Question sérieuse : que faire de son temps en Algérie ?
Que peut-on faire en Algérie ?
On ne peut pas devenir Président, il n’y a qu’un poste, à vie.
On ne peut pas danser, car le son est coupé depuis des décennies, la musique est haram et danser c’est se prostituer selon les religieux.
On ne peut pas «boire» car personne ne boit en Algérie.
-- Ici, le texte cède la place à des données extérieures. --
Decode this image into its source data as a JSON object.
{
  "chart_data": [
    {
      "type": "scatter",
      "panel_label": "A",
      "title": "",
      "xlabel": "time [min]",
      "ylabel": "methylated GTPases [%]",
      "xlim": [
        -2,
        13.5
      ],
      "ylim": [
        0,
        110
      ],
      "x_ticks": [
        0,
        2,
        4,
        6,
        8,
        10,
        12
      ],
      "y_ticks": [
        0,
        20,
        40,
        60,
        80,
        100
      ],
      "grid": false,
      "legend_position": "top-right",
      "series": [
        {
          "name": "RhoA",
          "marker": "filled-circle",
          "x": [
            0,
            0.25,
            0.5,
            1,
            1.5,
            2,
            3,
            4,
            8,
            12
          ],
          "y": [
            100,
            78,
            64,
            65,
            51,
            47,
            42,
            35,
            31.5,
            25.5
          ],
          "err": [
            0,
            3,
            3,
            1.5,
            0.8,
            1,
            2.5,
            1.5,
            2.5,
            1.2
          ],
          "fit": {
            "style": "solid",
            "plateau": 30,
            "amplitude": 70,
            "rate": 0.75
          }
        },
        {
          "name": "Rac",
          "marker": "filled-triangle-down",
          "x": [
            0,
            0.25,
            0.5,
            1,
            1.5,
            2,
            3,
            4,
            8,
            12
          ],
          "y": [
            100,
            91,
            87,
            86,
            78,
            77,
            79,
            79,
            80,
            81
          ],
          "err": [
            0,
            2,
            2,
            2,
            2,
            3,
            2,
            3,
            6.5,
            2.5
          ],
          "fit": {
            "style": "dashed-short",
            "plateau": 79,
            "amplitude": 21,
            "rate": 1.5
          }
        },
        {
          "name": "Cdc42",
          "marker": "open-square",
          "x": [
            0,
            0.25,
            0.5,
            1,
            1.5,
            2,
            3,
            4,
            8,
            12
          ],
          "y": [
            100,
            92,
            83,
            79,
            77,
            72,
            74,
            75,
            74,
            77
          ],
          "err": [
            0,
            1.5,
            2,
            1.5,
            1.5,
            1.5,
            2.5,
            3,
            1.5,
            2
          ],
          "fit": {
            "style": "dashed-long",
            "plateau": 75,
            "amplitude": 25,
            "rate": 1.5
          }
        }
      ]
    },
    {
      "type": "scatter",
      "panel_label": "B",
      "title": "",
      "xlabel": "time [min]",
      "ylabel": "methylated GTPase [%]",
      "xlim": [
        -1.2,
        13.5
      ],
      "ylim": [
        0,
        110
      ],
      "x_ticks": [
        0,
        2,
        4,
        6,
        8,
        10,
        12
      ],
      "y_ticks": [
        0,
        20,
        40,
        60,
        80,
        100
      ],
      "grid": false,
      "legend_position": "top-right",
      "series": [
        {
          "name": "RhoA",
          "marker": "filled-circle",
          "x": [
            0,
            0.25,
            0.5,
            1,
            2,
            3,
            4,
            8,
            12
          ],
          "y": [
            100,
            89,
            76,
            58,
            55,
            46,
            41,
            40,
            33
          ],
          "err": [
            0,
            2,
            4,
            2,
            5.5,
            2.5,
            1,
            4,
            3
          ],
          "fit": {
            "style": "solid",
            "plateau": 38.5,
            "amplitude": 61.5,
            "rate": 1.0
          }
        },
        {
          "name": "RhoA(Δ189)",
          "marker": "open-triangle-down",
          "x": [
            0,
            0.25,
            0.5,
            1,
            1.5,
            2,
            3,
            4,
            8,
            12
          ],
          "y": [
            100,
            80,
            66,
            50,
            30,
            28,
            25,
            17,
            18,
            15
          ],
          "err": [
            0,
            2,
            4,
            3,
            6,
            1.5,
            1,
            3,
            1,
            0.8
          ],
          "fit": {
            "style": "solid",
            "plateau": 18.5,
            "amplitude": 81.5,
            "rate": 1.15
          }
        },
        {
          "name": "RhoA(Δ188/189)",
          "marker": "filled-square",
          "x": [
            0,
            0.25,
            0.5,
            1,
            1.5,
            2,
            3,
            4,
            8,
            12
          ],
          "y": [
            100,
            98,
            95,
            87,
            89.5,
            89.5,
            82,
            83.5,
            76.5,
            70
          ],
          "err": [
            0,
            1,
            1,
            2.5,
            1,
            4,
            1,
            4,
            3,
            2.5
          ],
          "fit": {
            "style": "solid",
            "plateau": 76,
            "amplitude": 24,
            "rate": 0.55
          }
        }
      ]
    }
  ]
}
Tous attendent d’aller au paradis pour se saouler.
On ne peut devenir riche, car cela signifier soit travailler, soit voler et se faire voler, soit se faire maquer ou se faire bloquer.
On ne peut pas rire, car cela attire le regard, le mauvais œil, la sécheresse ou la moquerie.
On ne peut pas dessiner, car c’est faire concurrence à Dieu ou au portrait officiel et à la religion du «cadre».
On ne peut pas nager, car il vaut mieux dans ce cas ramer et ne pas revenir.
On ne peut pas voyager en Algérie, car il n’y a pas de sécurité, de confort, d’intérêt, de beaux endroits, d’autorisations, de sérénité et de sentiment d’évasion. Voyager dans une prison c’est «bouger», pas voyager. C’est très cher et c’est comme tourner en rond.
On ne peut pas sortir le soir car la «nuit» est dangereuse. On a encore la culture du couvre-feu, la peur du gyrophare. La nuit, le pays suspend son emploi de pays. C’est un terrain vague, une marée basse, une mi-temps.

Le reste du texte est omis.